À la fin du XIXe siècle, Luise von Kummerveldt (Milena Straube), une jeune aristocrate, vit recluse derrière les murs de brique du manoir familial. Aspirante écrivaine, un ouvrage se présage sous la bénédiction de son père, le baron Kummerveldt, qui meurt brutalement. Désormais, le petit domaine de Westphalie et ses domestiques se retrouvent sous la joute de l’ainée, Veit (Marcel Becker-Neu), un personnage autoritaire. Et alors qu’il ordonne à sa jeune sœur de se marier, elle préfère sauter par la fenêtre et empoigne son émancipation. Prête à tout pour écrire et être publiée, bien que Veit l’en empêche, quitte à masculiniser son nom et mettre sa vie en danger.
Tournés dans les décors pittoresques de Rhénanie-du-Nord-Westphalie et réalisés par le cinéaste et producteur allemand Mark Lorei, les six, et courts épisodes (environ 15 minutes chacun), de «La maison von Kummerveldt» nous emportent à l’avant-veille de la Première Guerre Mondiale, au cœur du wilhelminisme allemand. Une période sous le règne de Guillaume II, dernier Empereur d’Allemagne, caractérisée par l’orgueil, les casques militaires à pointe (les très schön Pickelhaube), l’impérialisme politique, la tradition et le conservatisme social. Bref, un délicieux menu entrée-plat-dessert qui sert ici de décorum à cette mini-série éclectique, rugissante et féministe.
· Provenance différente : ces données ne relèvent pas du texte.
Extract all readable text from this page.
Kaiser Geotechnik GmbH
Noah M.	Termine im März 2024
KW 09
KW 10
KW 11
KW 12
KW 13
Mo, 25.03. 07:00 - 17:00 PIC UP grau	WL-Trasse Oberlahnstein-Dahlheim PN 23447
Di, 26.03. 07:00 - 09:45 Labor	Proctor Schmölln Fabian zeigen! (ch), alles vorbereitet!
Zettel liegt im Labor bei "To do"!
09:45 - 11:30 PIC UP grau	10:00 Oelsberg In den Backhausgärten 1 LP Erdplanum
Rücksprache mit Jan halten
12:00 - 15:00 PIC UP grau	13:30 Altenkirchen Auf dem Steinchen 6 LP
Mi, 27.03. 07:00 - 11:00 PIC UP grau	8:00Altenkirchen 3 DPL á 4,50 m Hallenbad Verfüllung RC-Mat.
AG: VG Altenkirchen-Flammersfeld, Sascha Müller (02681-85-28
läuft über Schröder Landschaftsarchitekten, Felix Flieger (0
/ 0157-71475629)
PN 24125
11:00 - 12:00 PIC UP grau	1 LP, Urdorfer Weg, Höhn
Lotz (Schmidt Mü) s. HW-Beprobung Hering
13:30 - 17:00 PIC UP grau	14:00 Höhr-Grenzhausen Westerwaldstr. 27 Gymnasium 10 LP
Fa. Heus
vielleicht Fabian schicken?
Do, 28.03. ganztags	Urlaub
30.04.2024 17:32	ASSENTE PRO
Face à Luise : un frère abusif, Veit (Marcel Becker-Neu), jeune louveteau tout droit sorti de l’école militaire qui prend la tête de la meute après le décès du père. Métaphore de la société allemande du 19ᵉ siècle, dans le microcosme de leur domaine bourgeois, le dogme et la tradition deviennent mères de vertu. Gare à celui ou celle qui se divertit, l’austère, c'est chic! Rien n’importe plus que les courbettes face à la grandeur de l’Empire. Un climat dans lequel l’élite comparait encore la présence d’une épouse à celle d’un animal de compagnie. Et alors que son frère lui refuse l’accès au bureau où elle écrivait paisiblement son roman, la jeune femme a tout l’air de cet oiseau en cage, elle qui désormais se perche en haut des fontaines pour écrire et vagabonde en compagnie des arbres.
Prête à défier la foudre au milieu de la nuit pour défendre son droit de vivre, et obtenir enfin la clé du bureau pour écrire, la rédemption, fut-elle possible, passerait par ces vains et funestes défis qu’elle et son frère se lancent. Une coutume abominable initiée à l’enfance qu’ils utilisent pour entretenir un rapport de domination permanent. Des duels où la clémence fragilise et dont, s’ils survivent, ne ressortent que des vainqueurs et des vaincus. Luise entend faire exploser son corset à la gueule du frère, et donc de la patrie. L’ennemi a le visage d’un proche, elle acceptera tout, même de revivre l’horreur, car «c’est le sang des femmes libres qui traverse cette histoire».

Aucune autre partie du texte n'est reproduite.